[tdwg-tapir] Minor changes
Dear all,
Yesterday I finally managed to produce valid ABCD output from an instance of TapirLink that has mapped DarwinCore concepts. It could be possible to achieve this before by using a simplified XML Schema for ABCD, but I wanted to use the official one. The corresponding output model (inside our repository under cs/dwc/1.4/models) still needs to include more mappings between ABCD and DarwinCore elements, but it already works with the most important concepts.
One of the things that I needed to do was to create more environment variables to be used by output models, because there are mandatory elements in ABCD that don't correspond to any DarwinCore concept. However, they do correspond to TAPIR metadata elements.
The current TAPIR specification recognizes the following environment variables:
date timestamp dataSourceName accessPoint lastUpdated
I created these new ones in TapirLink, not only because of ABCD but also for the RSS2 output model:
dateCreated metadataLanguage dataSourceLanguage dataSourceDescription rights technicalContactName technicalContactEmail contentContactName contentContactEmail
If the specification doesn't include these variables, they will remain unofficial and this situation may not be good for future interoperability. So one of the things I would like to suggest is to include these variables in the controlled vocabulary defined by TAPIR.
Please let me know if this is OK and if you have more suggestions. (Markus, sometime ago there was the idea of including all TAPIR metadata as environment variables so that they could also be returned in search responses, would you like to suggest more variables?).
Remember that TAPIR environment variables are optional (providers don't need to support them) and extensible (providers can define new variables if they want to).
Here are two other minor changes suggested to the protocol and raised by issues that were found during the development of TAPIR tools for the GISIN network:
* Restrict POST requests to "application/x-www-form-urlencoded" (the default POST encoding).

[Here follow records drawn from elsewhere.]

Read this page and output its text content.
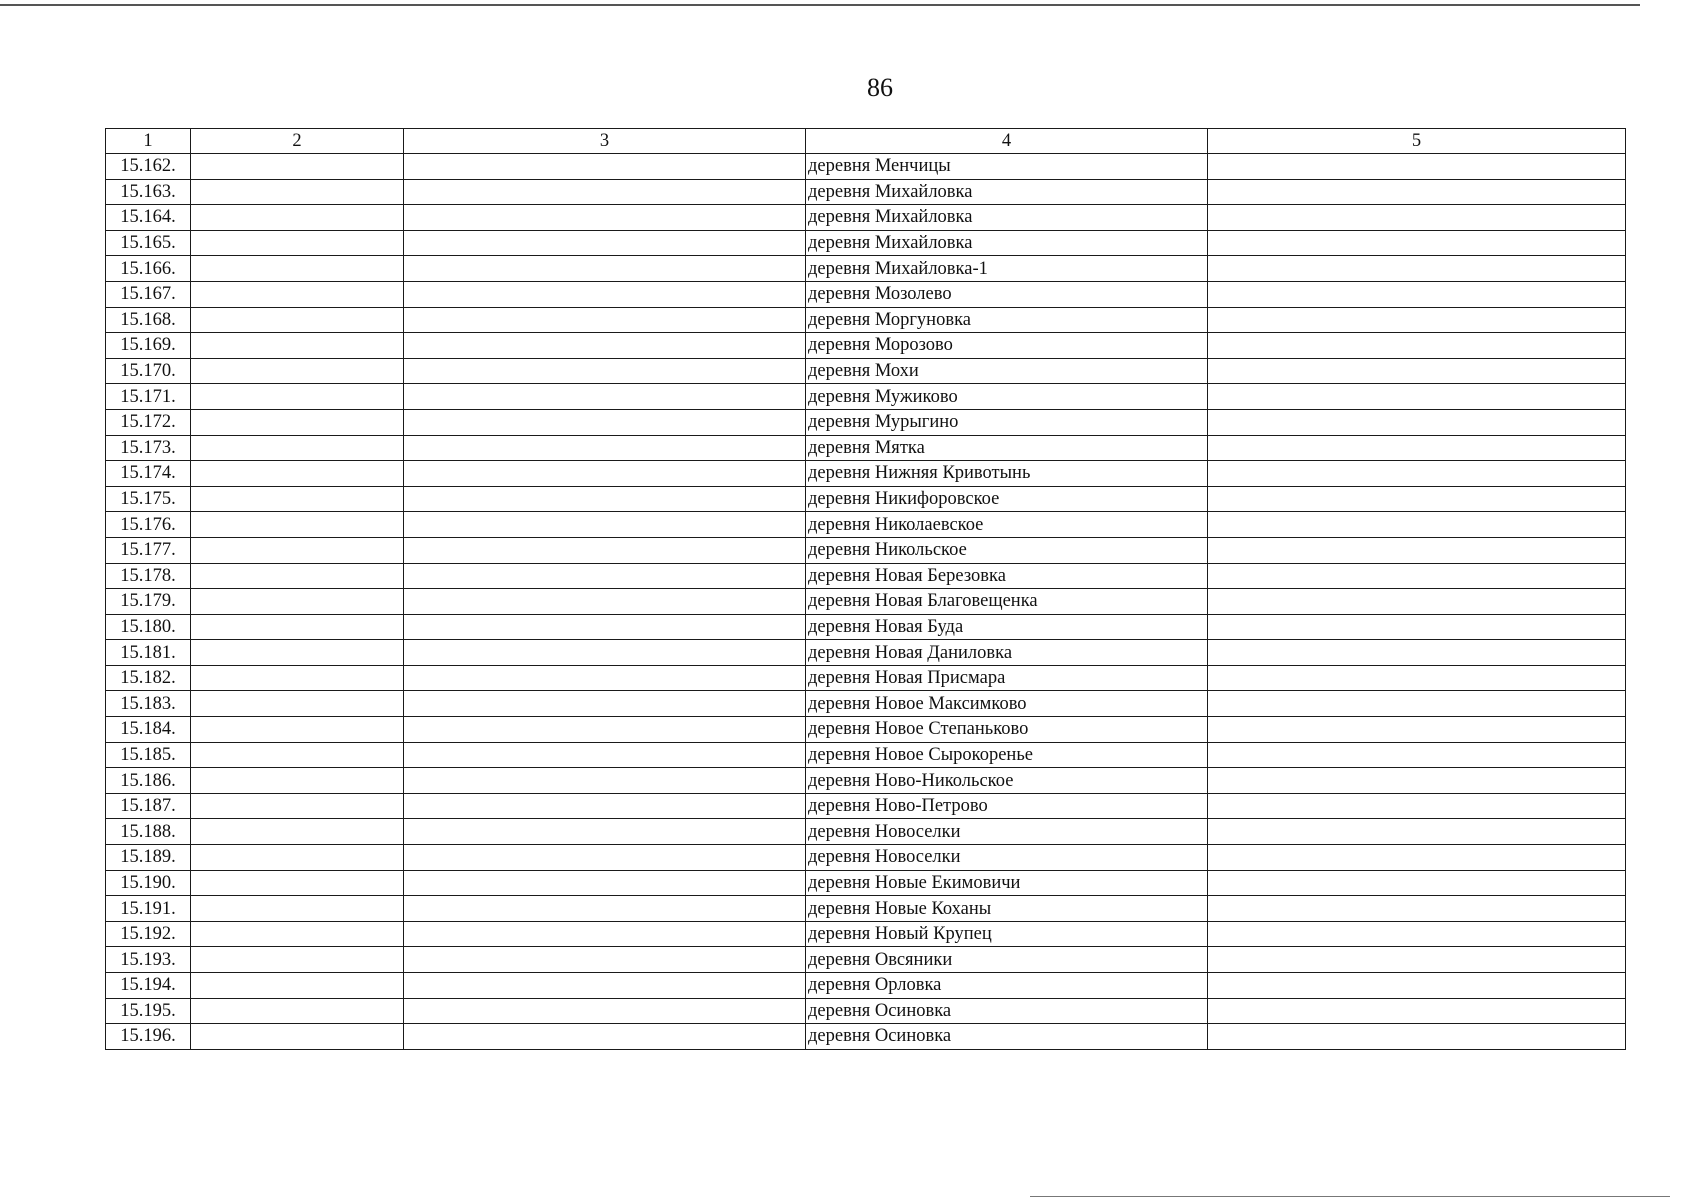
86
1	2	3	4	5
15.162.			деревня Менчицы	
15.163.			деревня Михайловка	
15.164.			деревня Михайловка	
15.165.			деревня Михайловка	
15.166.			деревня Михайловка-1	
15.167.			деревня Мозолево	
15.168.			деревня Моргуновка	
15.169.			деревня Морозово	
15.170.			деревня Мохи	
15.171.			деревня Мужиково	
15.172.			деревня Мурыгино	
15.173.			деревня Мятка	
15.174.			деревня Нижняя Кривотынь	
15.175.			деревня Никифоровское	
15.176.			деревня Николаевское	
15.177.			деревня Никольское	
15.178.			деревня Новая Березовка	
15.179.			деревня Новая Благовещенка	
15.180.			деревня Новая Буда	
15.181.			деревня Новая Даниловка	
15.182.			деревня Новая Присмара	
15.183.			деревня Новое Максимково	
15.184.			деревня Новое Степаньково	
15.185.			деревня Новое Сырокоренье	
15.186.			деревня Ново-Никольское	
15.187.			деревня Ново-Петрово	
15.188.			деревня Новоселки	
15.189.			деревня Новоселки	
15.190.			деревня Новые Екимовичи	
15.191.			деревня Новые Коханы	
15.192.			деревня Новый Крупец	
15.193.			деревня Овсяники	
15.194.			деревня Орловка	
15.195.			деревня Осиновка	
15.196.			деревня Осиновка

Reason: TAPIR requests can include multiple parameters with the same name ("concept" and "tagname" in the inventory operation) but some languages like PHP cannot handle this properly - only the last parameter becomes available from the $_REQUEST global variable. In these cases it is necessary to manually extract the parameters and this doesn't seem to be an easy task if POST is used with "multipart/form-data". Since this last encoding is mostly used for sending large quantities of binary data, which is definitely not the case of a TAPIR request, I think we can safely avoid it.
* Include an optional attribute "alias" in output models and query templates that are advertised in capabilities responses. The CNS configuration file already allows aliases for output models and query templates, but these are not present in capabilities responses as it happens with concept and schema aliases.
Please let me know if you have any comments, suggestions or objections to these changes, otherwise I'll take the liberty to make them in the next few days.
Best Regards, -- Renato
Renato, as you might have guessed all your proposed changes are fine with me.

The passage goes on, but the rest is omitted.